Tom is a friend of mine—we met when we were like 20 at university together. He’s made all my movies, all my shorts. So in our 15 years together we’ve talked a lot about movies, and we are really getting used to each other. We have the same culture and influences, it’s a familiar process by now. When we start a new movie together we talk about our main influences, usually the new things we saw in the time between making movies together, and we create a library with the important movies, pictures, paintings that are going to influence us. For this laboratory scene specifically we really thought of Caravaggio’s Saint Thomas, and the work of David Cronenberg.

That scene especially reminded me of Dead Ringers.

Definitely. I’ve been trying to figure out the English title, I’ve just went along all day calling it “the movie with the twins”! It’s one of my favorite films.

Talking about influences, while watching the film I was reminded of the Dardennes, Asghar Farhadi, and Hong Sang-soo. Which filmmakers especially influenced the film?

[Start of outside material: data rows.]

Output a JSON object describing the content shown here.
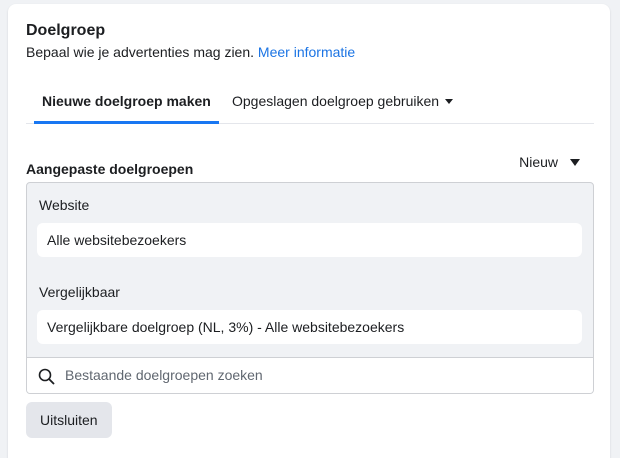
{
  "header": {
    "title": "Doelgroep",
    "subtitle": "Bepaal wie je advertenties mag zien.",
    "link": "Meer informatie"
  },
  "tabs": [
    {
      "label": "Nieuwe doelgroep maken",
      "active": true
    },
    {
      "label": "Opgeslagen doelgroep gebruiken",
      "active": false
    }
  ],
  "custom_audiences": {
    "label": "Aangepaste doelgroepen",
    "new_label": "Nieuw",
    "groups": [
      {
        "label": "Website",
        "value": "Alle websitebezoekers"
      },
      {
        "label": "Vergelijkbaar",
        "value": "Vergelijkbare doelgroep (NL, 3%) - Alle websitebezoekers"
      }
    ],
    "search_placeholder": "Bestaande doelgroepen zoeken"
  },
  "exclude_label": "Uitsluiten",
  "colors": {
    "accent": "#1877f2",
    "link": "#1b74e4"
  },
  "icons": [
    "search-icon",
    "caret-down-icon"
  ]
}
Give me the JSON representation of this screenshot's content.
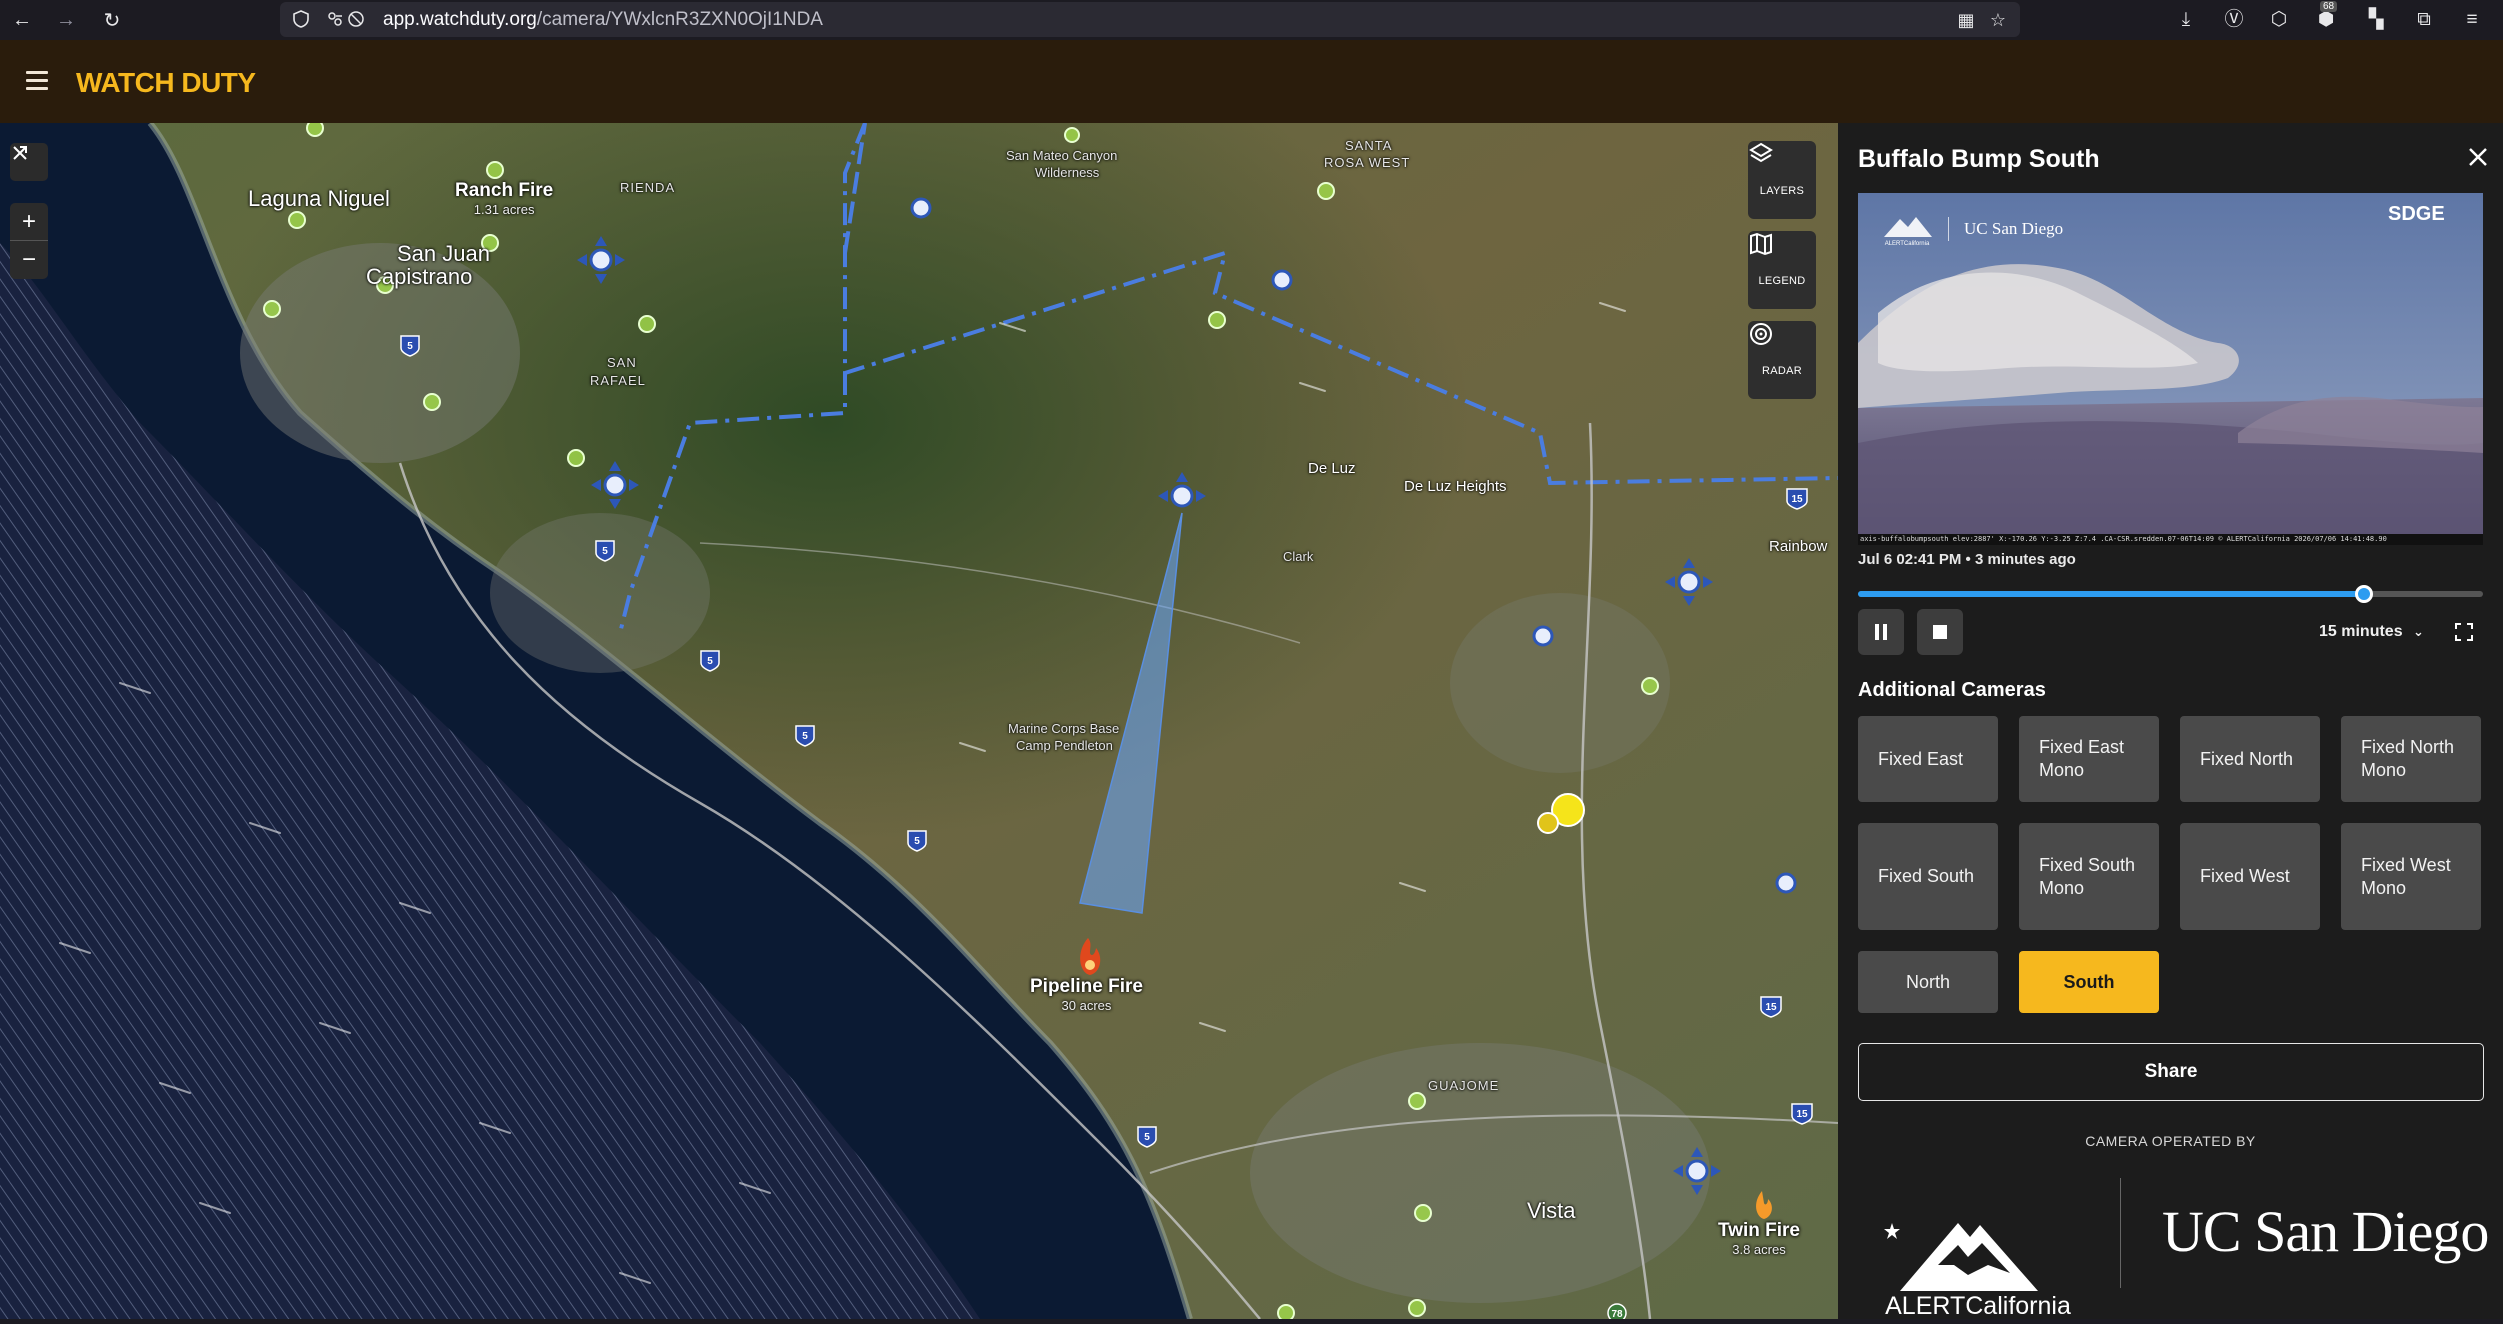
{
  "browser": {
    "url_host": "app.watchduty.org",
    "url_path": "/camera/YWxlcnR3ZXN0OjI1NDA",
    "notification_count": "68"
  },
  "app": {
    "brand": "WATCH DUTY",
    "accent_color": "#f6b81e"
  },
  "map": {
    "places": {
      "laguna_niguel": "Laguna Niguel",
      "san_juan_capistrano_1": "San Juan",
      "san_juan_capistrano_2": "Capistrano",
      "san_rafael_1": "SAN",
      "san_rafael_2": "RAFAEL",
      "rienda": "RIENDA",
      "san_mateo": "San Mateo Canyon",
      "wilderness": "Wilderness",
      "santa_rosa_1": "SANTA",
      "santa_rosa_2": "ROSA WEST",
      "de_luz": "De Luz",
      "de_luz_heights": "De Luz Heights",
      "clark": "Clark",
      "rainbow": "Rainbow",
      "camp_pendleton_1": "Marine Corps Base",
      "camp_pendleton_2": "Camp Pendleton",
      "guajome": "GUAJOME",
      "vista": "Vista"
    },
    "fires": [
      {
        "name": "Ranch Fire",
        "acres": "1.31 acres"
      },
      {
        "name": "Pipeline Fire",
        "acres": "30 acres"
      },
      {
        "name": "Twin Fire",
        "acres": "3.8 acres"
      }
    ],
    "highway_shields": [
      "5",
      "5",
      "5",
      "5",
      "5",
      "5",
      "15",
      "15",
      "15",
      "78"
    ],
    "controls": {
      "zoom_in": "+",
      "zoom_out": "−",
      "layers": "LAYERS",
      "legend": "LEGEND",
      "radar": "RADAR"
    }
  },
  "panel": {
    "title": "Buffalo Bump South",
    "image_brand_left": "UC San Diego",
    "image_brand_right": "SDGE",
    "image_footer": "axis-buffalobumpsouth elev:2887' X:-170.26 Y:-3.25 Z:7.4 .CA-CSR.sredden.07-06T14:09 © ALERTCalifornia 2026/07/06 14:41:48.90",
    "timestamp": "Jul 6 02:41 PM • 3 minutes ago",
    "playback_position": 0.81,
    "duration": "15 minutes",
    "additional_cameras_heading": "Additional Cameras",
    "cameras": [
      {
        "label": "Fixed East",
        "active": false
      },
      {
        "label": "Fixed East Mono",
        "active": false
      },
      {
        "label": "Fixed North",
        "active": false
      },
      {
        "label": "Fixed North Mono",
        "active": false
      },
      {
        "label": "Fixed South",
        "active": false
      },
      {
        "label": "Fixed South Mono",
        "active": false
      },
      {
        "label": "Fixed West",
        "active": false
      },
      {
        "label": "Fixed West Mono",
        "active": false
      },
      {
        "label": "North",
        "active": false
      },
      {
        "label": "South",
        "active": true
      }
    ],
    "share": "Share",
    "operated_by": "CAMERA OPERATED BY",
    "operator_logo_1": "ALERTCalifornia",
    "operator_logo_2": "UC San Diego"
  }
}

Yes, I was inspired by many filmmakers. In a way, the beginning of the movie is like a mutation, it’s a film that really dares to change its form depending on where it’s going. For the first part I was thinking of The Lords of Dogtown, a cult movie about skateboarding and surfing—you should see it, it’s excellent. The beginning is kind of a teenage movie, and I was inspired by that film, even if I chose to shoot mine in a much different way. There’s also the tradition of the American melodrama which really inspired me, directors like Douglas Sirk, James Brooks, even Kenneth Lonergan. Cronenberg was, of course, really important. I also was thinking about Steven Soderbergh’s The Knick for those shots of the operation.

heal the living Katell Quillévéré

There’s a moment where Claire and her sons are watching E.T. in bed, and the undertones of that film in yours is actually quite striking, where two people share one body, in a sense. Was this something you were thinking about deliberately?

Definitely. E.T. is about a transplant too.

The film’s score and musical cues are so essential to, as you said, creating a melodrama. Could you talk about the music, and working Alexandre Desplat?

I was surprised at first that he agreed to work with me. It was an enormous stroke of luck. I was convinced that the music would be important in creating that organic aspect. It’s kind of like a choral film, with about ten or so characters, and to fill this collective dimension the music was going to be essential. I wanted to find a melody, something that stays in your mind, and for me Desplat is a genius of the melody—he’s like a hit generator.

I was so impressed by how quickly he works. He is always dedicated to the director, even if they’re not famous, like me. What is important for him is what I want and what the movie needs, and he knows that I know what the movie needs, and he trusts me. It’s a question of principle, and that’s beautiful. With his experience he could much easier just listen to himself, but that’s not what he does, and I think it’s why he’s so talented.

Can you share some projects that you’re working on next?

I am co-writing a script for another French director, Hélier Cisterne. It’s his second feature film, a love story set during the Algerian war, and I think it’s going to be a beautiful movie. For myself, I’m taking my time right now. I also have a series about the birth of the hip hop movement in France about the group NTM. It’s not such a famous group in the U.S., but they’re a legend in France.

Both Heal the Living and Suzanne end somewhat optimistically, with characters coming to terms with themselves in spite of pain or distress. How do you reach this place of optimism or acceptance in your writing?

First and foremost, it’s a need for myself. You make movies to repair yourself from life. Your movie is always a mix of what you’ve been through, what you’re living, what you’re afraid to live and what you desire to live. In that way, for me the question of resilience and repairing and what you take back home from a movie into your own life is really important to me. I don’t think I would be able to have a desperate ending to any movie I make. I’m just not able to do that. It’s first for myself and then out of a responsibility to my movie and to the audience. It’s again the question of humanism.